Me voilà renvoyée à mes occupations habituelles. J'ai finalement siégé au
jury de deux affaires de la session d'Assises qui m'a retenue ces dernières
semaines: une histoire d'inceste, une autre de viol entre amis. Outre l'horreur
des situations décrites et l'abîme dans lequel ont sombré les victimes et les
accusés - qui tous deux ont avoué à l'occasion de ces audiences, c'est l'échec
des institutions sociales et judiciaires qui s'impose. Dans un cas, tout un
entourage familial, amical et professionnel est resté pendant plusieurs années
insensible aux signaux qui auraient pu alerter sur la violence faite à des
enfants, la séparation des parents pouvant expliquer le comportement erratique
des filles violées. Dans l'autre, un enfant déraciné devenu au fil des ans un
petit délinquant multi-récidiviste, n'a pu trouver de réponse psycho-sociale
adaptée aux séquelles qu'il porte de situations de violence vécues avant
d'arriver en France ; jusqu'au point où, très jeune adulte, sa rage se
retourne contre la seule personne qui l'a accompagné pendant des années.
Ces cas sont des symptômes de la violence que véhicule notre société.

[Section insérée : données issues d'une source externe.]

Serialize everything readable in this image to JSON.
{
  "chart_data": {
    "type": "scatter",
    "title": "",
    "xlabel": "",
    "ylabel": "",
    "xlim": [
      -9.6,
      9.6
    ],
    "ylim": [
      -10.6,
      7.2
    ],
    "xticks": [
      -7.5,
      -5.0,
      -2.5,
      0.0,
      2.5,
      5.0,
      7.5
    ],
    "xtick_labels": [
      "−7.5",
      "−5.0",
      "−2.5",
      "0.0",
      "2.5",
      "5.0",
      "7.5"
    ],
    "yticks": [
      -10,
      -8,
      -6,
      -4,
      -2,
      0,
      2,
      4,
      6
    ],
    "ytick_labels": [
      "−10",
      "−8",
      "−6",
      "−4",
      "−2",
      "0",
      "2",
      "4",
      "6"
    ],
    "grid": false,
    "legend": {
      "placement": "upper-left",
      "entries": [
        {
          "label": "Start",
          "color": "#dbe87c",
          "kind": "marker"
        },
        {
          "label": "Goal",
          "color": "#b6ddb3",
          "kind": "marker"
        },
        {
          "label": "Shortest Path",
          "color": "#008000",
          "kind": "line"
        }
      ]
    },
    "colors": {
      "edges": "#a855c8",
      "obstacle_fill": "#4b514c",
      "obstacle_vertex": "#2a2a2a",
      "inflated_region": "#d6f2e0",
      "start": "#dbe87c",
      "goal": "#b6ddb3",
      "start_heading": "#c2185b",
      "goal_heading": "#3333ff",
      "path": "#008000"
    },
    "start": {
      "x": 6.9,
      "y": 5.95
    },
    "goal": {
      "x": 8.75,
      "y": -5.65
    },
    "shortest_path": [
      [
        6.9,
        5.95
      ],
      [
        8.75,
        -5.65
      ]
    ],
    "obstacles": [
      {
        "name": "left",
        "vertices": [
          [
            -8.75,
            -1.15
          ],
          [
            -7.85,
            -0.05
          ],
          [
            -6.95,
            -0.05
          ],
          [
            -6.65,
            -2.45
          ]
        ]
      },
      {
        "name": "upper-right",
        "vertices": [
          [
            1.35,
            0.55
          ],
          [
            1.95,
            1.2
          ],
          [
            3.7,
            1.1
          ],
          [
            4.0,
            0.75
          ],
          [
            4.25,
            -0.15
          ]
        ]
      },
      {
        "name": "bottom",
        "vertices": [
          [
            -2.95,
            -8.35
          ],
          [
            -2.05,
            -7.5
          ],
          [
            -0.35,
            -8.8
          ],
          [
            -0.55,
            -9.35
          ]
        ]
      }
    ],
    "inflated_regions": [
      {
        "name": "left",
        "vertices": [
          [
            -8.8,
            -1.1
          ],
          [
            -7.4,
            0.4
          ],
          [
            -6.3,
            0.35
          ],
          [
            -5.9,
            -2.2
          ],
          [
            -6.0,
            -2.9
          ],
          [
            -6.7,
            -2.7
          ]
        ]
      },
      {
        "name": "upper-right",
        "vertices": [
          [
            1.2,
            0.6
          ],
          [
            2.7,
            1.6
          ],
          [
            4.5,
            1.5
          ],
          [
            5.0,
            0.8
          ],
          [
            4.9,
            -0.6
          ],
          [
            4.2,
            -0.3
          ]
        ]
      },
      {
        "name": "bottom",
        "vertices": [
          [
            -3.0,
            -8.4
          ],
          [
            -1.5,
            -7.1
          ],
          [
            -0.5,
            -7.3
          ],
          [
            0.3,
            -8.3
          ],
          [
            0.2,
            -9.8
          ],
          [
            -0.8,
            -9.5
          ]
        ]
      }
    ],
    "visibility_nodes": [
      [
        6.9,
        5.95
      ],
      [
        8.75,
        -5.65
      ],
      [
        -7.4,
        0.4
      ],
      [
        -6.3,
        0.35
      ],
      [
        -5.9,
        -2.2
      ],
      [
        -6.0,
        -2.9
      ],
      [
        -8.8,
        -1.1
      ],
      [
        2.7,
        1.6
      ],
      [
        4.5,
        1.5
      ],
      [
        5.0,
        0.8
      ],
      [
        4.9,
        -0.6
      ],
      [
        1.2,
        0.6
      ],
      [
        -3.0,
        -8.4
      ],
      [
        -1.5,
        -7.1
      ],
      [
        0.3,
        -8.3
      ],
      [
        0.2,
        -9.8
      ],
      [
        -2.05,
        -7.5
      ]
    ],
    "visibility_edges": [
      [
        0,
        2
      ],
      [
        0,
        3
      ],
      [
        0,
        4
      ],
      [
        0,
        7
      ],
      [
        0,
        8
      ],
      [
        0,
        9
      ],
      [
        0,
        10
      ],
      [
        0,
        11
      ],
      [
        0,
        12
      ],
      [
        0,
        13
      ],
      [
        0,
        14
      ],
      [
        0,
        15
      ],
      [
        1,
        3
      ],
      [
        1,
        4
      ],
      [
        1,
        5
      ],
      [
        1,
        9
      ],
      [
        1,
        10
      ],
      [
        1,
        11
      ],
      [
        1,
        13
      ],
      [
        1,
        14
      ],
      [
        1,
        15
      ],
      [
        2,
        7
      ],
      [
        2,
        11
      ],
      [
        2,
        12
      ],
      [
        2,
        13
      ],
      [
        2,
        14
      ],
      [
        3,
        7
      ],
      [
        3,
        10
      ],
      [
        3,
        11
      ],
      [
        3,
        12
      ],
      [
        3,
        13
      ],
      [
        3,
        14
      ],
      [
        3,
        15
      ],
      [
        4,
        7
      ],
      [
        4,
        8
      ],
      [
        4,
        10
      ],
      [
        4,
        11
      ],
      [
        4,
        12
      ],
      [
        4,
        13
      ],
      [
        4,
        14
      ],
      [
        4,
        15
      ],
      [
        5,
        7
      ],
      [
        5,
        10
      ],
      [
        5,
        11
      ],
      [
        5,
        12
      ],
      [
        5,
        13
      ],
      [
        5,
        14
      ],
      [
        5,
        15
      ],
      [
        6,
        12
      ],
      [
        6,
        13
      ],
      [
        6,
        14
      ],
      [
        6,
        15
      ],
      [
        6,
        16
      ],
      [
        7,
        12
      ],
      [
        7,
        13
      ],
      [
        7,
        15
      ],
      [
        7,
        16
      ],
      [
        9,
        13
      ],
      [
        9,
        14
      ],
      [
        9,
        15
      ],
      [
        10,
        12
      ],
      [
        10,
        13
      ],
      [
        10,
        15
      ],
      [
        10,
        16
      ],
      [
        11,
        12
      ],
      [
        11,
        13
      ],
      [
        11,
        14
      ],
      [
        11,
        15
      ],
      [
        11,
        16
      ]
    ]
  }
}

La croire
- cette violence - caractéristique des zones de fracture comme l'Afghanistan
est un leurre. Elle est issue de notre monde de compétition qui concentre les
ressources entre les mains d'un petit nombre de puissants prédateurs, lesquels
font croire au plus grand nombre que s'ils n'arrivent pas au sommet c'est parce
que les plus vulnérables volent leur part du gâteau.
C'est seulement le traitement social de cette violence qui est différent. En
Afghanistan, les règlements traditionnels tentent de trouver une solution
collective aux conflits : les familles prennent la responsabilité des
égarements des leurs, et s'engagent en bloc dans une démarche de réhabilitation
du coupable, de réparation de la victime et de réconciliation de la communauté,
parce que seul l'honneur du groupe permet de survivre dans la violence. En
France, une transgression des règles doit trouver un coupable, lequel doit être
puni. Et le plus souvent, la condamnation est accompagnée d'un rejet de
l'environnement. Seules les mères anéanties rendent visite par la suite aux
détenus enterrés vivants; pères, frères ou sœurs, amis, collègues ne prennent
souvent même pas la peine de venir témoigner aux procès.
Ces condamnés sont des boucs émissaires.